Hypoglycemia vs. Diabetes

Instructor: Artem Cheprasov

Artem has a doctor of veterinary medicine degree.

This lesson goes over two seemingly contradictory scenarios: hypoglycemia and diabetes. First, you'll learn what they are and then you'll learn how they might be related.


When you think of diabetes, what do you typically think of? Things like insulin or high blood sugar, right? And you'd be correct in thinking that as they are both important components of diabetes.

Insulin is a hormone that helps lower blood sugar and it is either found in low quantities in a person with diabetes or the person's body doesn't respond to its blood sugar-lowering effects very well. You can think of insulin as a hormone that opens a door to let glucose out of the blood and into your body's cells.

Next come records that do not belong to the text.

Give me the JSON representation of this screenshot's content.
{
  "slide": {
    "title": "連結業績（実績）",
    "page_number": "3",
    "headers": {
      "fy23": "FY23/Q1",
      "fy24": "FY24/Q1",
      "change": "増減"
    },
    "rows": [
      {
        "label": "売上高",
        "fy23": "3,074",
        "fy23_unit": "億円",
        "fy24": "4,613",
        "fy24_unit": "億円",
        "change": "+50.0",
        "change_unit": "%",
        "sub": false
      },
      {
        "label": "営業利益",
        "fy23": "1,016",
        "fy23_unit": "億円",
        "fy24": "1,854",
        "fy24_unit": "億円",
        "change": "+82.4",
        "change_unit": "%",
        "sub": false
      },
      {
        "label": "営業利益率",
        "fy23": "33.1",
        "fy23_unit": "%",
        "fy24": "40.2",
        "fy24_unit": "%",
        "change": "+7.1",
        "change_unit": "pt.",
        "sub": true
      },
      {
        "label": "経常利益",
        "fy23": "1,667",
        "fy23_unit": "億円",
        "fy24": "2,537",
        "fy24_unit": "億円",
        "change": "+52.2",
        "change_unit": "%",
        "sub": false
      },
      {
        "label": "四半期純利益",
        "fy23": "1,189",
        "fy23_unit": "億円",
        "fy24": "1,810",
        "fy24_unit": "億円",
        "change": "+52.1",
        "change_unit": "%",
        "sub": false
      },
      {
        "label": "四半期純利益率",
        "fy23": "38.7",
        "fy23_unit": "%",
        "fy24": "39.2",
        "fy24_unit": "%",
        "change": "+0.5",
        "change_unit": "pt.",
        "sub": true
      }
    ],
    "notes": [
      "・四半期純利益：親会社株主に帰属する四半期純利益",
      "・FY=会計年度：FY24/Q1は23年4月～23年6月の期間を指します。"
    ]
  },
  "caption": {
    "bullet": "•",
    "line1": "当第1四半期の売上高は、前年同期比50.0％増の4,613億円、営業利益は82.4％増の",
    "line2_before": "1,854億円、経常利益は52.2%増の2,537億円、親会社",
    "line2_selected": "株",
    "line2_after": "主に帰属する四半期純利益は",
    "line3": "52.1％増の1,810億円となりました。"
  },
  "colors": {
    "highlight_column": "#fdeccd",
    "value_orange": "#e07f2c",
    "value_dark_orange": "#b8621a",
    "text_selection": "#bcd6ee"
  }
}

However, and a bit confusingly for now, low blood sugar might also be a component of diabetes in some instances. Let's first differentiate the two terms first and then see how they are connected.

Hypoglycemia Vs. Diabetes

Hypoglycemia, in short, refers to low blood sugar. This is easy to remember if you know the word parts involved here:

  • 'Hypo-' means abnormally low
  • '-glyc-' refers to sugar
  • '-emia' refers to a condition of the blood

Thus, hypoglycemia is a condition of the blood characterized by abnormally low blood sugar.

Diabetes mellitus, as you learned before, is a medical condition that is actually characterized by high blood sugar, or hyperglycemia, where 'hyper-' means abnormally excessive. Diabetes occurs because the person's body isn't producing enough insulin or isn't responding to it very well. This means sugar doesn't leave the blood and enter your body's cells nearly as quickly as it should. This leads to high blood sugar, or hyperglycemia.

Hypoglycemia & Diabetes

So how in the world is hypoglycemia related to diabetes if diabetes, by definition, is characterized by hyperglycemia?

Well, diabetes is a condition that is treated with numerous medications, most famously with insulin, the same hormone that the body is lacking or isn't responding to! If a person takes too much insulin, their blood sugar levels can drop dramatically, and this will result in something called diabetic hypoglycemia.